3) Some here have asked, if eating grains is so detrimental to health, then why are obesity and diabetes so prevalent now when we’ve been eating grains since the dawn of the Neolithic era? Simple: the Neolithic peoples weren’t processing the hell out of their grains and rendering them into the nutritional equivalent of pure sugar. No amount of carbohydrate tolerance is going to turn Wonder Bread, Cheetos, and Coca-Cola into healthy foods. There are limits to the glycemic load that the human body, as adaptable as it is, can tolerate without regrettable long-term effects.
Where do I sign?
I lost weight a couple of years ago.
Dropped 80+lbs. A low-carb, diet worked for me.
Initial problem with fatigue, didn't eat enough calories to offset reduced carbs.
Continued after, allowing me to keep low body fat, and remain muscular.
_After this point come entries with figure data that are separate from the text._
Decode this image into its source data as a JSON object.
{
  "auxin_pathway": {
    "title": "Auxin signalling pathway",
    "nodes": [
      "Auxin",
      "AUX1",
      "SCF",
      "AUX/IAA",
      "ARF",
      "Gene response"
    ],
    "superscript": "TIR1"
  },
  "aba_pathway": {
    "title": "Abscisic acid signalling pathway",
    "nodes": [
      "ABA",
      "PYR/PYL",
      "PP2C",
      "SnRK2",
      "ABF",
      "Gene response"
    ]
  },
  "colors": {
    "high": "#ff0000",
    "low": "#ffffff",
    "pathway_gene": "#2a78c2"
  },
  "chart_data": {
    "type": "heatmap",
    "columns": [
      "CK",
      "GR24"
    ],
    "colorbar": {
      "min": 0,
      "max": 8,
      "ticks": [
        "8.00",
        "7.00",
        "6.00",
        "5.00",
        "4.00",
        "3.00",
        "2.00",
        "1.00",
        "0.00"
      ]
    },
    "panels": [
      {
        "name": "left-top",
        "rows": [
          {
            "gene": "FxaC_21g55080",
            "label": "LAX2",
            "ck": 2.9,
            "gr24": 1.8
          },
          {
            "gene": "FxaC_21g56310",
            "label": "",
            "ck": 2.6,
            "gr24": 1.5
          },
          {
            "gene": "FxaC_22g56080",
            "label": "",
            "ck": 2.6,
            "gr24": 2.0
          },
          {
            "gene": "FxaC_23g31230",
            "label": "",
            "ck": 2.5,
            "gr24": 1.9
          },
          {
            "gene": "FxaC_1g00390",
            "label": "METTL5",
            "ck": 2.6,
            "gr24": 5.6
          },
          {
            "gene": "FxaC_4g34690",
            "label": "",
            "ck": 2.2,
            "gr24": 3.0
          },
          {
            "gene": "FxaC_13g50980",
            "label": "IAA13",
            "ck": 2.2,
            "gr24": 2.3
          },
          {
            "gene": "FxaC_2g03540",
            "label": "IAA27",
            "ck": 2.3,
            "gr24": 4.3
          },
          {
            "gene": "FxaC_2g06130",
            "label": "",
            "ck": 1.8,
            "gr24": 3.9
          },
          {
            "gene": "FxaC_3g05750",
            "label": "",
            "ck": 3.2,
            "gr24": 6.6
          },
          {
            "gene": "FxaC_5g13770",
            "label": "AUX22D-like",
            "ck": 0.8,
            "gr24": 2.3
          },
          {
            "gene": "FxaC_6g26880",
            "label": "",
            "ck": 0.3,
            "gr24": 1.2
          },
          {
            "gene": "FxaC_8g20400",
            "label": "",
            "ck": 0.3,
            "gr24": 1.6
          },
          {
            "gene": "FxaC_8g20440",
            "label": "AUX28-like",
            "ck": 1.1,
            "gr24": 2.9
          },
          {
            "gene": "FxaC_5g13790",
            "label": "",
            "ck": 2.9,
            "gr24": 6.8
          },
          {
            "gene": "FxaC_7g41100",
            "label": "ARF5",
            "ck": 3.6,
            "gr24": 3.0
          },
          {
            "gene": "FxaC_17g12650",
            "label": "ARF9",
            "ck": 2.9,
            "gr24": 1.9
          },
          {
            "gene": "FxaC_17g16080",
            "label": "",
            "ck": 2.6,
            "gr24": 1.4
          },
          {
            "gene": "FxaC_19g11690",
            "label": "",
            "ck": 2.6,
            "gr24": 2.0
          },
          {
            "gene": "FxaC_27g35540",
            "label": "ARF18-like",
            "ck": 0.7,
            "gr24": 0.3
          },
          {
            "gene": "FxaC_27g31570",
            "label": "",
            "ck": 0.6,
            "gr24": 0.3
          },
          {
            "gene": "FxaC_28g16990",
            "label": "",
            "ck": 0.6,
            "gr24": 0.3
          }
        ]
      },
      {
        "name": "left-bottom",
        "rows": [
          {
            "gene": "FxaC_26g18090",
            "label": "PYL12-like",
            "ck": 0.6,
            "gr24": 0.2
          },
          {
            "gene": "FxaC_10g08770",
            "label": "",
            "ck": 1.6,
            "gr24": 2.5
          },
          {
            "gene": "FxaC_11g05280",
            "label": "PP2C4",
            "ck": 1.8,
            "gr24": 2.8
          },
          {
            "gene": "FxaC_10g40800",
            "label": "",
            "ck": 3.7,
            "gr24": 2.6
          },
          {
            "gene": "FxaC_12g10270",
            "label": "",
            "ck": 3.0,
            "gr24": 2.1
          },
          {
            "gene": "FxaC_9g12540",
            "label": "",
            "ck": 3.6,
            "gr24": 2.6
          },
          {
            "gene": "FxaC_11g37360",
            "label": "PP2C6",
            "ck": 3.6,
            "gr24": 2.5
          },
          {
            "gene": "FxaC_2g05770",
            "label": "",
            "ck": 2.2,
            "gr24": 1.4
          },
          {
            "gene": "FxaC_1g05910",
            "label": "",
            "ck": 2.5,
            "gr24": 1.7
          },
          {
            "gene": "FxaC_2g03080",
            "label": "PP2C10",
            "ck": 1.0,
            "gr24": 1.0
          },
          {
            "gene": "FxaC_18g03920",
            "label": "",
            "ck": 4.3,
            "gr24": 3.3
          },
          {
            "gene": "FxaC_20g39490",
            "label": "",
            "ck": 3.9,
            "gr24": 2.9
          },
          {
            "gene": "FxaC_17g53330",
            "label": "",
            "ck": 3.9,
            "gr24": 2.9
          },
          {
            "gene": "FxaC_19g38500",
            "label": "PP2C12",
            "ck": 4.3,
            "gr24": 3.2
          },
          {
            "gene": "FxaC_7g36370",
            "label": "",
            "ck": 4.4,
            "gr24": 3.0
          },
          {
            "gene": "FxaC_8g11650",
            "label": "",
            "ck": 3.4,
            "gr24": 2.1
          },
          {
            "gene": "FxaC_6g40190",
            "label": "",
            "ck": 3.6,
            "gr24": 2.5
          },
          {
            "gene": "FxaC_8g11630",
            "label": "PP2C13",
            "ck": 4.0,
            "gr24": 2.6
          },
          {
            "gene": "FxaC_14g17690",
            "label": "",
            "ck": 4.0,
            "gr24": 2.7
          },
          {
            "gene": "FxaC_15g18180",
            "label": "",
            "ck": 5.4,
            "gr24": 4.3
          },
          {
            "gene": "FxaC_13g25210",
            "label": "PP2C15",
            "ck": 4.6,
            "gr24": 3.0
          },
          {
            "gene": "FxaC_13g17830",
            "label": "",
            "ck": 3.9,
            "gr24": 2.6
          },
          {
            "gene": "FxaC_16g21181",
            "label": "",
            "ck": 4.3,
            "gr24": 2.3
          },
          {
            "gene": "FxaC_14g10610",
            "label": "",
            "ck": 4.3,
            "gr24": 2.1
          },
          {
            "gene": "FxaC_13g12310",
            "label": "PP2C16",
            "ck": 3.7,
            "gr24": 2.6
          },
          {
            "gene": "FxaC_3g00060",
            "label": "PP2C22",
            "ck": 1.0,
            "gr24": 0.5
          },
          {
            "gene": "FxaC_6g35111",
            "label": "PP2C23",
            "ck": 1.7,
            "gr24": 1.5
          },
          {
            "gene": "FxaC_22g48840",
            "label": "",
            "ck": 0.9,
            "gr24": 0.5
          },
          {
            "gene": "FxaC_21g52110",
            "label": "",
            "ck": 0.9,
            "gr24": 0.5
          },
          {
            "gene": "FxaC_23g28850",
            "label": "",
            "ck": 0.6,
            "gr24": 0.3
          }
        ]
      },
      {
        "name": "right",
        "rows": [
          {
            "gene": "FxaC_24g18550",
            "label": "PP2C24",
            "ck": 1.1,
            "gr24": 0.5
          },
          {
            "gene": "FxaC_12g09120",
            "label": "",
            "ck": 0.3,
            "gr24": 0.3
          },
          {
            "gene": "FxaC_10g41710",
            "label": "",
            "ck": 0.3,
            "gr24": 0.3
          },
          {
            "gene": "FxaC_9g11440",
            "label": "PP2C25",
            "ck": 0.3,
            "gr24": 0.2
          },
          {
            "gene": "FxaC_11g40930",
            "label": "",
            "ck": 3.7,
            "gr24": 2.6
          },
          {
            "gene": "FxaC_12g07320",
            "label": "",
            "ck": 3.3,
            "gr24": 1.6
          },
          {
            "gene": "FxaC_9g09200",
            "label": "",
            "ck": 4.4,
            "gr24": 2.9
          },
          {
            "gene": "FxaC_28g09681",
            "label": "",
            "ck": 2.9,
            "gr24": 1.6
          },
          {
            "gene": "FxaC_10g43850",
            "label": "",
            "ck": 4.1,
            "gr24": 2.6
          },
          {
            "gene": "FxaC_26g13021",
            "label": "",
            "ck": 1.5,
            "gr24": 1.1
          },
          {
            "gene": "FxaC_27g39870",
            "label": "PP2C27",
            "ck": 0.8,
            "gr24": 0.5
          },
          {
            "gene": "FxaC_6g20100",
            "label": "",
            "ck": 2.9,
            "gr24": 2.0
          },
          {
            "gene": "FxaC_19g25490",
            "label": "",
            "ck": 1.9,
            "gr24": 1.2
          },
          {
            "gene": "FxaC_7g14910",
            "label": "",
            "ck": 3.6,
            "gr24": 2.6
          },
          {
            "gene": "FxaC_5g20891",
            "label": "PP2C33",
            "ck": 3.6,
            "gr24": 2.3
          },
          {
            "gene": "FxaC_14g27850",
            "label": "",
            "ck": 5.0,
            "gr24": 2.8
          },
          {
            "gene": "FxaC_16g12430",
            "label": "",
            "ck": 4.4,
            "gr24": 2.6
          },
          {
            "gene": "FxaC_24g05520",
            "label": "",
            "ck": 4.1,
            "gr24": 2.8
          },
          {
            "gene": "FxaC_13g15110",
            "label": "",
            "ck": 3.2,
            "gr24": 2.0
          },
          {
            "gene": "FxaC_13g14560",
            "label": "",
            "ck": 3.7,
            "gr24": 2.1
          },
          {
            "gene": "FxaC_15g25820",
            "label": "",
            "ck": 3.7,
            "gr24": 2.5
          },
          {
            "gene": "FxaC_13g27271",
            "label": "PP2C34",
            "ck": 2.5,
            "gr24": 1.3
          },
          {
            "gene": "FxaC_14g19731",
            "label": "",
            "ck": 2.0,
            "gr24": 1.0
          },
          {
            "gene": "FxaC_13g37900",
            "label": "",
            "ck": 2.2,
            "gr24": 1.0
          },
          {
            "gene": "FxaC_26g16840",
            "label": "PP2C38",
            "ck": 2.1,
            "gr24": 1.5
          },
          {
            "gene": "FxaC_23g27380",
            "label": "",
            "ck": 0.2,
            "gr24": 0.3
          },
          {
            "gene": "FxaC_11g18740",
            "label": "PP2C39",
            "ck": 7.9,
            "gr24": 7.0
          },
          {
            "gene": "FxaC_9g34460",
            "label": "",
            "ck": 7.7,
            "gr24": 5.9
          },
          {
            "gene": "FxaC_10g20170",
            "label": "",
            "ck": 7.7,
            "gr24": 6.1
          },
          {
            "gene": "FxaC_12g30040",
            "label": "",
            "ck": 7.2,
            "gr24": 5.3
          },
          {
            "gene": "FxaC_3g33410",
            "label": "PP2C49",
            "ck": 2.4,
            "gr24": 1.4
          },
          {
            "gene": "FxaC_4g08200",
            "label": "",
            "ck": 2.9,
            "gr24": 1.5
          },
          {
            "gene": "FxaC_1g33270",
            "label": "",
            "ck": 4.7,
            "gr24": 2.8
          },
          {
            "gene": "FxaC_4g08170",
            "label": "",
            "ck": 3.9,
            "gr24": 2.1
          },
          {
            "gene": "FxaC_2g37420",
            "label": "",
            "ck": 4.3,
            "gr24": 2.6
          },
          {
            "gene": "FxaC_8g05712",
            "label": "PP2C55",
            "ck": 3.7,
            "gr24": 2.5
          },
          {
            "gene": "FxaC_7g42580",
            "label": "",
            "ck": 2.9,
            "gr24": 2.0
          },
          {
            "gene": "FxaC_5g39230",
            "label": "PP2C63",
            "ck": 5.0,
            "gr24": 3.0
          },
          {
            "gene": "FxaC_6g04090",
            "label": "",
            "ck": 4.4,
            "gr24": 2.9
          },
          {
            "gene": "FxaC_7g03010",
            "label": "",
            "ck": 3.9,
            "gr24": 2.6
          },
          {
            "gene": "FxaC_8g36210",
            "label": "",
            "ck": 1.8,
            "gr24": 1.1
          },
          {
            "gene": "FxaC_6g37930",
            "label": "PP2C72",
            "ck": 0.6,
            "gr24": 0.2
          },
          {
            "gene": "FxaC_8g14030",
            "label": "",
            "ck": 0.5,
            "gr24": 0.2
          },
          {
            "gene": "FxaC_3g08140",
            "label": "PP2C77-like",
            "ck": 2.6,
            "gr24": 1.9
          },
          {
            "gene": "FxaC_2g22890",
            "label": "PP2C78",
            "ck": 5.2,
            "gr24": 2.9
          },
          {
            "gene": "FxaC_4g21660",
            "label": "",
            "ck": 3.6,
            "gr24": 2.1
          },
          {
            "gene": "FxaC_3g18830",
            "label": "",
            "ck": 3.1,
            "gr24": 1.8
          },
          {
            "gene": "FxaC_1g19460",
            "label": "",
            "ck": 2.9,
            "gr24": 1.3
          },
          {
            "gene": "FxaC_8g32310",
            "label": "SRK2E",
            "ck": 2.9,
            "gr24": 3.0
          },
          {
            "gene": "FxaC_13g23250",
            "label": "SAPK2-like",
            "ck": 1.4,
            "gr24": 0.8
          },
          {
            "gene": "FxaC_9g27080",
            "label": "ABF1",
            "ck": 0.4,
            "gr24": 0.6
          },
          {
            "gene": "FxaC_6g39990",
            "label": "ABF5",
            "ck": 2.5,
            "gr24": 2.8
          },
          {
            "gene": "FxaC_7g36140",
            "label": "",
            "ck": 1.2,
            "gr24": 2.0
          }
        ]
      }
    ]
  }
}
As I increased activity levels (triathlon training), I increased carbohydrates to fuel more efficiently.
Even then, it was fairly moderate. I can feel the effect carbs have on me. I can tell when its a sufficient amount. Its different than some of my friends.
Everyone's different, you'll just have to figure what's best.
...know that, scarfing downing piles of carbohydrates is not really suited for ANYONE.
I always had high triglycerides and low HDL, which is metabolic syndrome that will lead to diabetes (my father has type 2, even if he never was obese). After 5 months of a high-fat (most of it saturated from animal sources) and extremely low-carb eating I reversed that.
All of that while eating unlimited calories and not exercising (because of a car accident, I can't even run anymore). I lost 12lbs (and I was not overweight at all) in 3 weeks and maintained it, I eat as much as I want, and I don't touch bread, pasta, potatoes and sweets anymore, including most fruits.
I never felt so energetic and satisfied. I have been fatigued only for a week: that is your body going through carb-withdrawal. Yes, carbs are addictive and they are just like a drug.
I can't believe a person who advocates unlimited grain consumption is a spokeperson for the ADA!
It's Americans without common sense who are to blame for being obese and diabetic. Put the fork down!
Good God! Do we need trainers to tell us what and if we can eat? How about common sense. Ughh!